Anatomy of a Deployment

Every Tensorfuse Deployment consists of three key components. This separation of concerns makes your projects clean, portable, and easy to manage.
  1. Application Code: This is the core logic of your service. It can be a FastAPI app, a vLLM server for a large language model, or any other application that can be containerized.
  2. Environment (Dockerfile): A Dockerfile defines your application’s environment. It specifies the base image, system dependencies, Python packages, and the command needed to start your service. Tensorfuse uses this file to build a container image that is identical for development and production.
  3. Configuration (deployment.yaml): This YAML file defines the infrastructure and runtime settings for your Deployment. Here, you specify the required resources (like GPU type and count), scaling parameters, secrets to inject, and health check endpoints.

The Deployment Workflow

When you run the tensorkube deploy command, Tensorfuse performs the following steps automatically:
  1. Builds your Dockerfile into a container image.
  2. Pushes the image to a private container registry (ECR) inside your AWS account.
  3. Provisions the hardware you requested in your configuration.
  4. Deploys your container and connects it to the autoscaler.
  5. Exposes a secure HTTPS endpoint to serve traffic.
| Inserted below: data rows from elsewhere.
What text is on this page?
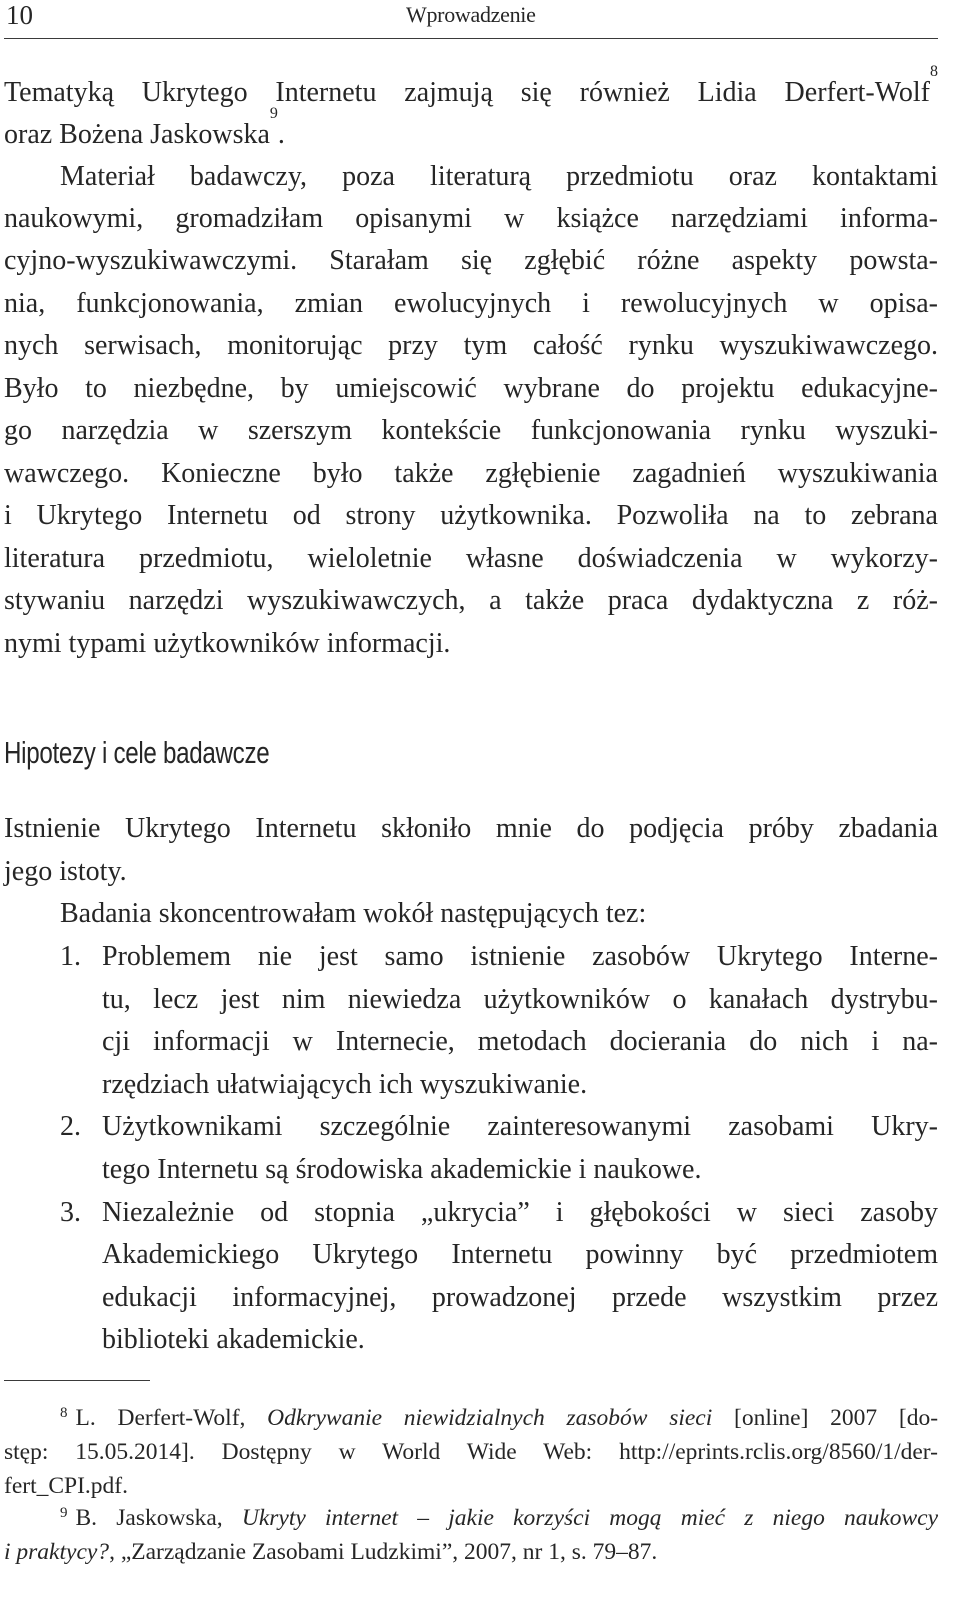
10	Wprowadzenie
Tematyką Ukrytego Internetu zajmują się również Lidia Derfert-Wolf$^8$
oraz Bożena Jaskowska$^9$.
Materiał badawczy, poza literaturą przedmiotu oraz kontaktami
naukowymi, gromadziłam opisanymi w książce narzędziami informa-
cyjno-wyszukiwawczymi. Starałam się zgłębić różne aspekty powsta-
nia, funkcjonowania, zmian ewolucyjnych i rewolucyjnych w opisa-
nych serwisach, monitorując przy tym całość rynku wyszukiwawczego.
Było to niezbędne, by umiejscowić wybrane do projektu edukacyjne-
go narzędzia w szerszym kontekście funkcjonowania rynku wyszuki-
wawczego. Konieczne było także zgłębienie zagadnień wyszukiwania
i Ukrytego Internetu od strony użytkownika. Pozwoliła na to zebrana
literatura przedmiotu, wieloletnie własne doświadczenia w wykorzy-
stywaniu narzędzi wyszukiwawczych, a także praca dydaktyczna z róż-
nymi typami użytkowników informacji.
Hipotezy i cele badawcze
Istnienie Ukrytego Internetu skłoniło mnie do podjęcia próby zbadania
jego istoty.
Badania skoncentrowałam wokół następujących tez:
1. Problemem nie jest samo istnienie zasobów Ukrytego Interne-
tu, lecz jest nim niewiedza użytkowników o kanałach dystrybu-
cji informacji w Internecie, metodach docierania do nich i na-
rzędziach ułatwiających ich wyszukiwanie.
2. Użytkownikami szczególnie zainteresowanymi zasobami Ukry-
tego Internetu są środowiska akademickie i naukowe.
3. Niezależnie od stopnia „ukrycia” i głębokości w sieci zasoby
Akademickiego Ukrytego Internetu powinny być przedmiotem
edukacji informacyjnej, prowadzonej przede wszystkim przez
biblioteki akademickie.
$^8$ L. Derfert-Wolf, Odkrywanie niewidzialnych zasobów sieci [online] 2007 [do-
stęp: 15.05.2014]. Dostępny w World Wide Web: http://eprints.rclis.org/8560/1/der-
fert_CPI.pdf.
$^9$ B. Jaskowska, Ukryty internet – jakie korzyści mogą mieć z niego naukowcy
i praktycy?, „Zarządzanie Zasobami Ludzkimi”, 2007, nr 1, s. 79–87.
Configuring Your Deployment

You can configure your deployment’s resources and behavior in two ways: command-line flags or a deployment.yaml file. While CLI flags are useful for quick tests, we strongly recommend using a deployment.yaml file for production workloads. This allows you to version control your infrastructure configuration alongside your code, following a GitOps approach. To deploy, simply run:
tensorkube deploy --config-file deployment.yaml

Example configuration

A typical deployment.yaml file specifies the required GPUs, attaches secrets, and defines a readiness probe. For a full list of available configuration options, refer to the Deployment Configuration Reference.
# Request 4 L40S GPUs for this deployment
gpus: 4
gpu_type: l40s

# Attach secrets containing API keys or tokens.
# These will be available as environment variables.
secret:
  - hugging-face-secret
  - vllm-token

# Define a health check to ensure the app is ready for traffic
readiness:
  httpGet:
    path: /health
    port: 80

Readiness probe

A readiness probe is a crucial part of a production-grade deployment. It’s a health check endpoint that Tensorfuse uses to determine if your application has started successfully and is ready to accept traffic. If you don’t configure a readiness endpoint, Tensorfuse will not know when your container is truly ready, which can lead to failed requests. Always include a readiness block in your deployment.yaml to ensure your deployments are robust and reliable.